Este aspecto es particularmente importante en áreas caracterizadas por suelos calcáreos, donde los aportes tradicionales de hierro suelen ser poco eficaces.
El uso de formulaciones específicas permite garantizar una nutrición más constante y sostener la actividad fotosintética durante todo el ciclo de cultivo. Para una visión más amplia de los microelementos en la agricultura, lea también la importancia de los microelementos líquidos para las plantas.
Veratech Green Star: un soporte para prevenir la clorosis férrica
Para ayudar a los cultivos a mantener una disponibilidad adecuada de hierro, hemos desarrollado Veratech Estrella Verde, una solución formulada para aportar hierro en forma quelada, fácilmente disponible y favorecer una nutrición equilibrada incluso en los terrenos más difíciles.
El uso de Veratech Green Star puede ser particularmente indicado:
- en suelos calcáreos;
- en suelos con pH elevado;
- en cultivos históricamente sujetos a clorosis férrica;
- en las etapas iniciales del desarrollo vegetativo;
- como parte de un programa nutricional preventivo.
Incorporado en una estrategia agronómica correcta, el producto contribuye a mantener alta la eficiencia fotosintética de la planta y a sostener un desarrollo vegetativo regular.
Naturalmente, el uso del producto siempre debe ir acompañado de una correcta gestión de la fertilidad del suelo, del riego y de la nutrición general del cultivo.
Una gestión integrada para resultados duraderos
La prevención de la clorosis férrica no puede basarse en una única intervención.
Una gestión eficaz comprende:
- monitoreo del pH y la fertilidad del suelo;
- análisis foliar y del suelo;
- gestión equilibrada de la fertilización;
- limitación de los encharcamientos;
- uso de fertilizantes específicos en las fases más oportunas.
La integración de estas prácticas permite reducir significativamente el riesgo de aparición de la fisiopatía y preservar el potencial productivo del cultivo.
Conclusiones
La clorosis férrica representa una de las problemáticas nutricionales más frecuentes en los cultivos cultivados en suelos calcáreos o alcalinos.
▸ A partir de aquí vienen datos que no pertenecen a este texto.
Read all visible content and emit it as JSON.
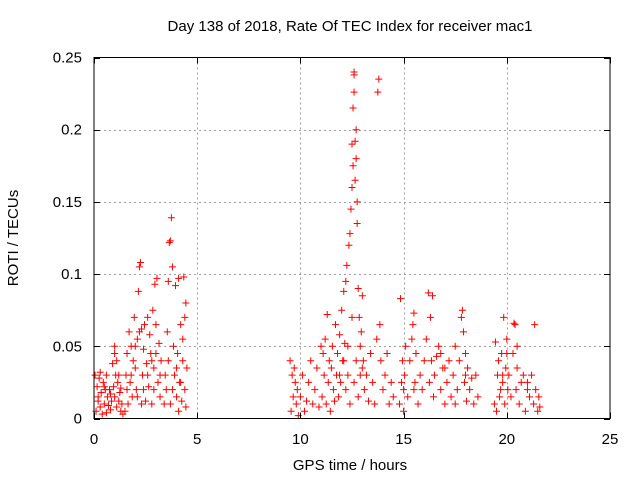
{
  "chart_data": {
    "type": "scatter",
    "title": "Day 138 of 2018, Rate Of TEC Index for receiver mac1",
    "xlabel": "GPS time / hours",
    "ylabel": "ROTI / TECUs",
    "xlim": [
      0,
      25
    ],
    "ylim": [
      0,
      0.25
    ],
    "xticks": [
      0,
      5,
      10,
      15,
      20,
      25
    ],
    "xtick_labels": [
      "0",
      "5",
      "10",
      "15",
      "20",
      "25"
    ],
    "yticks": [
      0,
      0.05,
      0.1,
      0.15,
      0.2,
      0.25
    ],
    "ytick_labels": [
      "0",
      "0.05",
      "0.1",
      "0.15",
      "0.2",
      "0.25"
    ],
    "grid": true,
    "marker": "plus",
    "color": "#ff0000",
    "series": [
      {
        "name": "ROTI",
        "points": [
          [
            0.05,
            0.03
          ],
          [
            0.1,
            0.005
          ],
          [
            0.15,
            0.022
          ],
          [
            0.2,
            0.012
          ],
          [
            0.25,
            0.028
          ],
          [
            0.3,
            0.008
          ],
          [
            0.35,
            0.018
          ],
          [
            0.4,
            0.003
          ],
          [
            0.45,
            0.025
          ],
          [
            0.5,
            0.01
          ],
          [
            0.55,
            0.02
          ],
          [
            0.6,
            0.004
          ],
          [
            0.65,
            0.015
          ],
          [
            0.7,
            0.009
          ],
          [
            0.75,
            0.02
          ],
          [
            0.8,
            0.006
          ],
          [
            0.85,
            0.012
          ],
          [
            0.9,
            0.038
          ],
          [
            0.95,
            0.022
          ],
          [
            1.0,
            0.015
          ],
          [
            1.05,
            0.03
          ],
          [
            1.1,
            0.008
          ],
          [
            1.15,
            0.025
          ],
          [
            1.2,
            0.012
          ],
          [
            1.25,
            0.018
          ],
          [
            1.3,
            0.005
          ],
          [
            1.35,
            0.01
          ],
          [
            1.4,
            0.003
          ],
          [
            0.3,
            0.032
          ],
          [
            0.6,
            0.03
          ],
          [
            1.0,
            0.045
          ],
          [
            1.1,
            0.04
          ],
          [
            1.0,
            0.05
          ],
          [
            0.2,
            0.015
          ],
          [
            0.5,
            0.022
          ],
          [
            0.8,
            0.017
          ],
          [
            1.2,
            0.03
          ],
          [
            1.3,
            0.021
          ],
          [
            1.5,
            0.005
          ],
          [
            1.55,
            0.03
          ],
          [
            1.6,
            0.045
          ],
          [
            1.65,
            0.01
          ],
          [
            1.7,
            0.06
          ],
          [
            1.75,
            0.025
          ],
          [
            1.8,
            0.05
          ],
          [
            1.85,
            0.015
          ],
          [
            1.9,
            0.04
          ],
          [
            1.95,
            0.07
          ],
          [
            2.0,
            0.035
          ],
          [
            2.05,
            0.02
          ],
          [
            2.1,
            0.055
          ],
          [
            2.15,
            0.088
          ],
          [
            2.2,
            0.105
          ],
          [
            2.25,
            0.108
          ],
          [
            2.3,
            0.062
          ],
          [
            2.35,
            0.03
          ],
          [
            2.4,
            0.048
          ],
          [
            2.45,
            0.065
          ],
          [
            2.5,
            0.012
          ],
          [
            2.55,
            0.038
          ],
          [
            2.6,
            0.07
          ],
          [
            2.65,
            0.022
          ],
          [
            2.7,
            0.058
          ],
          [
            2.75,
            0.045
          ],
          [
            2.8,
            0.01
          ],
          [
            2.85,
            0.075
          ],
          [
            2.9,
            0.035
          ],
          [
            2.95,
            0.093
          ],
          [
            3.0,
            0.065
          ],
          [
            3.05,
            0.097
          ],
          [
            3.1,
            0.025
          ],
          [
            3.15,
            0.052
          ],
          [
            3.2,
            0.015
          ],
          [
            3.25,
            0.04
          ],
          [
            1.6,
            0.02
          ],
          [
            1.8,
            0.03
          ],
          [
            2.0,
            0.05
          ],
          [
            2.2,
            0.06
          ],
          [
            2.4,
            0.02
          ],
          [
            2.6,
            0.03
          ],
          [
            2.8,
            0.04
          ],
          [
            3.0,
            0.045
          ],
          [
            3.2,
            0.03
          ],
          [
            2.1,
            0.015
          ],
          [
            2.3,
            0.01
          ],
          [
            2.9,
            0.02
          ],
          [
            3.4,
            0.01
          ],
          [
            3.45,
            0.03
          ],
          [
            3.5,
            0.02
          ],
          [
            3.55,
            0.06
          ],
          [
            3.6,
            0.095
          ],
          [
            3.65,
            0.122
          ],
          [
            3.7,
            0.123
          ],
          [
            3.75,
            0.139
          ],
          [
            3.8,
            0.105
          ],
          [
            3.85,
            0.05
          ],
          [
            3.9,
            0.03
          ],
          [
            3.95,
            0.092
          ],
          [
            4.0,
            0.015
          ],
          [
            4.05,
            0.045
          ],
          [
            4.1,
            0.097
          ],
          [
            4.15,
            0.025
          ],
          [
            4.2,
            0.065
          ],
          [
            4.25,
            0.012
          ],
          [
            4.3,
            0.055
          ],
          [
            4.35,
            0.098
          ],
          [
            4.4,
            0.07
          ],
          [
            4.45,
            0.08
          ],
          [
            4.5,
            0.035
          ],
          [
            3.6,
            0.04
          ],
          [
            3.8,
            0.02
          ],
          [
            4.0,
            0.035
          ],
          [
            4.2,
            0.025
          ],
          [
            4.4,
            0.02
          ],
          [
            4.3,
            0.04
          ],
          [
            3.7,
            0.01
          ],
          [
            4.1,
            0.005
          ],
          [
            4.45,
            0.008
          ],
          [
            9.5,
            0.04
          ],
          [
            9.55,
            0.005
          ],
          [
            9.6,
            0.03
          ],
          [
            9.65,
            0.015
          ],
          [
            9.7,
            0.035
          ],
          [
            9.75,
            0.025
          ],
          [
            9.8,
            0.01
          ],
          [
            9.85,
            0.02
          ],
          [
            9.9,
            0.002
          ],
          [
            10.0,
            0.015
          ],
          [
            10.1,
            0.03
          ],
          [
            10.2,
            0.005
          ],
          [
            10.3,
            0.012
          ],
          [
            10.4,
            0.025
          ],
          [
            10.5,
            0.04
          ],
          [
            10.6,
            0.01
          ],
          [
            10.7,
            0.02
          ],
          [
            10.8,
            0.035
          ],
          [
            10.9,
            0.008
          ],
          [
            11.0,
            0.05
          ],
          [
            11.05,
            0.015
          ],
          [
            11.1,
            0.045
          ],
          [
            11.15,
            0.03
          ],
          [
            11.2,
            0.055
          ],
          [
            11.25,
            0.01
          ],
          [
            11.3,
            0.072
          ],
          [
            11.35,
            0.025
          ],
          [
            11.4,
            0.04
          ],
          [
            11.45,
            0.005
          ],
          [
            11.5,
            0.035
          ],
          [
            11.55,
            0.05
          ],
          [
            11.6,
            0.02
          ],
          [
            11.65,
            0.012
          ],
          [
            11.7,
            0.065
          ],
          [
            11.75,
            0.03
          ],
          [
            11.8,
            0.045
          ],
          [
            11.85,
            0.015
          ],
          [
            11.9,
            0.058
          ],
          [
            11.95,
            0.025
          ],
          [
            12.0,
            0.075
          ],
          [
            12.05,
            0.04
          ],
          [
            12.1,
            0.088
          ],
          [
            12.15,
            0.052
          ],
          [
            12.2,
            0.095
          ],
          [
            12.25,
            0.106
          ],
          [
            12.3,
            0.03
          ],
          [
            12.35,
            0.12
          ],
          [
            12.4,
            0.128
          ],
          [
            12.45,
            0.145
          ],
          [
            12.5,
            0.16
          ],
          [
            12.5,
            0.19
          ],
          [
            12.55,
            0.175
          ],
          [
            12.55,
            0.215
          ],
          [
            12.6,
            0.226
          ],
          [
            12.6,
            0.238
          ],
          [
            12.6,
            0.24
          ],
          [
            12.65,
            0.165
          ],
          [
            12.65,
            0.192
          ],
          [
            12.7,
            0.2
          ],
          [
            12.7,
            0.18
          ],
          [
            12.75,
            0.15
          ],
          [
            12.75,
            0.135
          ],
          [
            12.8,
            0.09
          ],
          [
            12.85,
            0.07
          ],
          [
            12.9,
            0.05
          ],
          [
            12.95,
            0.06
          ],
          [
            13.0,
            0.085
          ],
          [
            13.05,
            0.04
          ],
          [
            13.1,
            0.02
          ],
          [
            13.2,
            0.03
          ],
          [
            13.3,
            0.012
          ],
          [
            13.4,
            0.045
          ],
          [
            13.5,
            0.025
          ],
          [
            13.6,
            0.01
          ],
          [
            13.7,
            0.055
          ],
          [
            13.75,
            0.226
          ],
          [
            13.8,
            0.235
          ],
          [
            13.85,
            0.065
          ],
          [
            13.9,
            0.04
          ],
          [
            14.0,
            0.02
          ],
          [
            14.1,
            0.03
          ],
          [
            14.2,
            0.045
          ],
          [
            14.3,
            0.01
          ],
          [
            14.4,
            0.025
          ],
          [
            14.5,
            0.015
          ],
          [
            12.3,
            0.05
          ],
          [
            12.5,
            0.07
          ],
          [
            12.7,
            0.04
          ],
          [
            12.9,
            0.03
          ],
          [
            12.2,
            0.02
          ],
          [
            12.4,
            0.01
          ],
          [
            12.6,
            0.025
          ],
          [
            12.8,
            0.015
          ],
          [
            13.0,
            0.035
          ],
          [
            11.9,
            0.03
          ],
          [
            12.1,
            0.04
          ],
          [
            14.8,
            0.01
          ],
          [
            14.85,
            0.083
          ],
          [
            14.9,
            0.025
          ],
          [
            14.95,
            0.04
          ],
          [
            15.0,
            0.005
          ],
          [
            15.05,
            0.03
          ],
          [
            15.1,
            0.05
          ],
          [
            15.2,
            0.015
          ],
          [
            15.3,
            0.04
          ],
          [
            15.4,
            0.055
          ],
          [
            15.45,
            0.065
          ],
          [
            15.5,
            0.073
          ],
          [
            15.55,
            0.025
          ],
          [
            15.6,
            0.045
          ],
          [
            15.7,
            0.01
          ],
          [
            15.8,
            0.03
          ],
          [
            15.9,
            0.02
          ],
          [
            16.0,
            0.04
          ],
          [
            16.1,
            0.055
          ],
          [
            16.2,
            0.087
          ],
          [
            16.25,
            0.025
          ],
          [
            16.3,
            0.07
          ],
          [
            16.35,
            0.04
          ],
          [
            16.4,
            0.085
          ],
          [
            16.45,
            0.015
          ],
          [
            16.5,
            0.03
          ],
          [
            16.6,
            0.043
          ],
          [
            16.7,
            0.05
          ],
          [
            16.8,
            0.02
          ],
          [
            16.9,
            0.035
          ],
          [
            17.0,
            0.01
          ],
          [
            17.1,
            0.025
          ],
          [
            17.2,
            0.04
          ],
          [
            17.3,
            0.015
          ],
          [
            17.4,
            0.03
          ],
          [
            17.5,
            0.05
          ],
          [
            17.6,
            0.02
          ],
          [
            17.7,
            0.04
          ],
          [
            17.8,
            0.07
          ],
          [
            17.85,
            0.075
          ],
          [
            17.9,
            0.06
          ],
          [
            17.95,
            0.025
          ],
          [
            18.0,
            0.045
          ],
          [
            18.05,
            0.012
          ],
          [
            18.1,
            0.035
          ],
          [
            18.2,
            0.02
          ],
          [
            18.3,
            0.028
          ],
          [
            18.4,
            0.01
          ],
          [
            18.5,
            0.03
          ],
          [
            18.6,
            0.015
          ],
          [
            16.8,
            0.045
          ],
          [
            17.5,
            0.01
          ],
          [
            17.0,
            0.035
          ],
          [
            15.0,
            0.02
          ],
          [
            15.5,
            0.02
          ],
          [
            18.0,
            0.03
          ],
          [
            19.4,
            0.01
          ],
          [
            19.45,
            0.053
          ],
          [
            19.5,
            0.005
          ],
          [
            19.55,
            0.03
          ],
          [
            19.6,
            0.04
          ],
          [
            19.65,
            0.015
          ],
          [
            19.7,
            0.02
          ],
          [
            19.75,
            0.045
          ],
          [
            19.8,
            0.025
          ],
          [
            19.85,
            0.07
          ],
          [
            19.9,
            0.01
          ],
          [
            19.95,
            0.035
          ],
          [
            20.0,
            0.055
          ],
          [
            20.05,
            0.02
          ],
          [
            20.1,
            0.03
          ],
          [
            20.2,
            0.015
          ],
          [
            20.3,
            0.045
          ],
          [
            20.35,
            0.066
          ],
          [
            20.4,
            0.065
          ],
          [
            20.45,
            0.02
          ],
          [
            20.5,
            0.035
          ],
          [
            20.6,
            0.01
          ],
          [
            20.7,
            0.025
          ],
          [
            20.8,
            0.03
          ],
          [
            20.9,
            0.005
          ],
          [
            21.0,
            0.02
          ],
          [
            21.1,
            0.015
          ],
          [
            21.2,
            0.03
          ],
          [
            21.3,
            0.01
          ],
          [
            21.35,
            0.065
          ],
          [
            21.4,
            0.02
          ],
          [
            21.5,
            0.005
          ],
          [
            21.55,
            0.015
          ],
          [
            21.6,
            0.008
          ],
          [
            20.0,
            0.045
          ],
          [
            19.8,
            0.03
          ],
          [
            20.5,
            0.05
          ],
          [
            21.0,
            0.025
          ]
        ]
      }
    ]
  }
}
Intervenir solo cuando los síntomas son evidentes puede comportar pérdidas productivas difícilmente recuperables.
En MS Biotech creemos que la prevención es la estrategia más eficaz. A través de una correcta gestión nutricional y el uso de soluciones dedicadas como Veratech Estrella Verde, es posible favorecer una mejor disponibilidad de hierro, apoyar la fotosíntesis y mantener los cultivos sanos, vigorosos y productivos durante todo el ciclo vegetativo.